For a nullable variable of type T (including boolean), the type must be explicit about it:

    let choice: T | null;
Another nice alternative is an Option type, like Rust has. I think it would be something like Option<bool>.

But those (a null, or a None, respectively) would be only choices if internally, at the code level, the Unset case must be handled as some kind of extraordinary scenario. If it was possible for users to make a conscious decision to leave it unset, i.e. if Unset is part of the valid choices offered by the user-facing API, then I'd encode it as a proper possible state, in an enum.

1 comments

And it's terrible because there's both `null` and `undefined` which have largely the same meaning but aren't equal. Depending on what you're interacting with, you may need to use one over the other or coerce.
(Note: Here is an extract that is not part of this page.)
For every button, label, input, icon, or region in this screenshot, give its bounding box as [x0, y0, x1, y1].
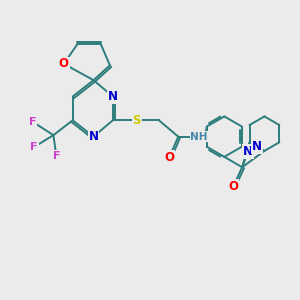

Especially common with developers from other languages who don't even know of the gotcha
I've never found a use for null where undefined wouldn't be simpler to use. Especially with the ?? Operator to set defaults along the way
This is a very curious and fun way to put it:

https://stackoverflow.com/a/57249968

In essence, `undefined` is non-existence. And `null` is existence with a non- (or "invalid", or "unknown") value.

Although using them like that depends on the needs of the application. If "invalid" or "unknown" was an expected user choice, I would still rather encode it as an enum better than a nullable boolean, as mentioned in my comment above.